Negli ultimi trentasei mesi abbiamo visto la lenta deprecazione dei cookie di terze parti ridurre il perimetro tracciabile, l’App Tracking Transparency di Apple falciare il segnale mobile e Google Analytics 4 passare a conversioni modellate anziché contate. Il percorso dell’utente che vedevi in Analytics era una mappa disegnata a matita; ora è un acquerello diluito dove l’ultimo clic non significa più nulla.
E mentre chiudiamo i buchi, le AI generano risposte senza cedere dati. Google non ha alcuna intenzione di fornire numeri granulari su la visibilità nell’AI Mode, e le AI Overviews di Google ormai raggiungono oltre 2 miliardi di utenti al mese in più di 200 paesi. Un consulente lo ha scritto chiaramente su l’evoluzione del tracciamento organico: il vero problema è legare visibilità, citazioni e menzioni ai dollari. Nessuna di queste piattaforme ha un incentivo a regalare l’attribuzione organica a livello di articolo ai SEO.

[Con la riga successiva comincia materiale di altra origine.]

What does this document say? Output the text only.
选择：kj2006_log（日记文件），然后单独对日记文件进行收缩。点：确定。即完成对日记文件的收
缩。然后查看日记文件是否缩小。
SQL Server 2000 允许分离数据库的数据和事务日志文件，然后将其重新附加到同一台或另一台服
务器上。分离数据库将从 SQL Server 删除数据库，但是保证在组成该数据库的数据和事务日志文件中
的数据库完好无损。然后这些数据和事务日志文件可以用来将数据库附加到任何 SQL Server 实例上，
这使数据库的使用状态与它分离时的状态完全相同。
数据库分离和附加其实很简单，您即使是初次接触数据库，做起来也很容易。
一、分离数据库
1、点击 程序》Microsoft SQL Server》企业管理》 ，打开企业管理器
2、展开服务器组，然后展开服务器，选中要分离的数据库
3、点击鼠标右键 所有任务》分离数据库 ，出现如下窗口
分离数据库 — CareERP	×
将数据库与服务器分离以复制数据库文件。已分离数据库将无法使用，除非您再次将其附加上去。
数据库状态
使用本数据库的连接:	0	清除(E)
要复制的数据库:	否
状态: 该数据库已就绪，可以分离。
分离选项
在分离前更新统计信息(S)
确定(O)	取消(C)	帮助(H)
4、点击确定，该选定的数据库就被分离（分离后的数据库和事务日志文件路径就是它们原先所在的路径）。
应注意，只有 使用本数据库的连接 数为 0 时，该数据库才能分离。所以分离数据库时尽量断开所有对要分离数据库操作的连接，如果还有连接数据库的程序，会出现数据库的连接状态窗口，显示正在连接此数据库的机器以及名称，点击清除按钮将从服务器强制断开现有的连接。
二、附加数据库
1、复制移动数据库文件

Due problemi più uno: il dark funnel ti mangia il budget
Il primo intoppo, lo conosci già: il traffico referral diretto dalle AI esiste ma è minuscolo. Sulla maggior parte dei siti, questi referral restano sotto l’1% del totale. Usarli come metrica primaria significa condannarsi all’invisibilità.
Il secondo è l’incrementalità: non chi ha cliccato, ma se la tua presenza in una risposta AI ha generato un aumento di conversioni che altrimenti non avresti ottenuto. Il concetto di incrementalità è il vero spartiacque tra chi ottimizza e chi si racconta storie.
Il terzo problema, quello che definirei il dark funnel nella sua forma più pura, è l’influenza silenziosa: il potenziale cliente vede il tuo brand in una risposta AI, non clicca, e tre settimane dopo atterra in conversione attraverso una ricerca branded.
Il meccanismo oscuro del dark funnel è la risposta più scomoda a chi mostra un CPA in calo dopo aver spento le campagne di awareness.
L’unica bussola che funziona senza dati granulari
Se il percorso deterministico è morto, l’unica via percorribile è un modello statistico che ti dica, con rigore, se la spinta pubblicitaria sta causando un effetto netto. Non a caso, il media mix modeling è tornato prepotentemente in auge proprio perché la pista pulita dell’ultimo clic si era ormai sgretolata.
Per chi pianifica budget, questo significa abbandonare la dittatura del CPA istantaneo e iniziare a ragionare per curve di risposta e saturazione, isolando l’effetto delle citazioni nei modelli linguistici come variabile esogena. Non è teoria accademica: è l’unico modo per evitare che la prossima campagna Performance Max (o il prossimo Advantage+ su Meta) venga ottimizzata su un incremento fittizio, rubando risorse a ciò che davvero sposta la domanda.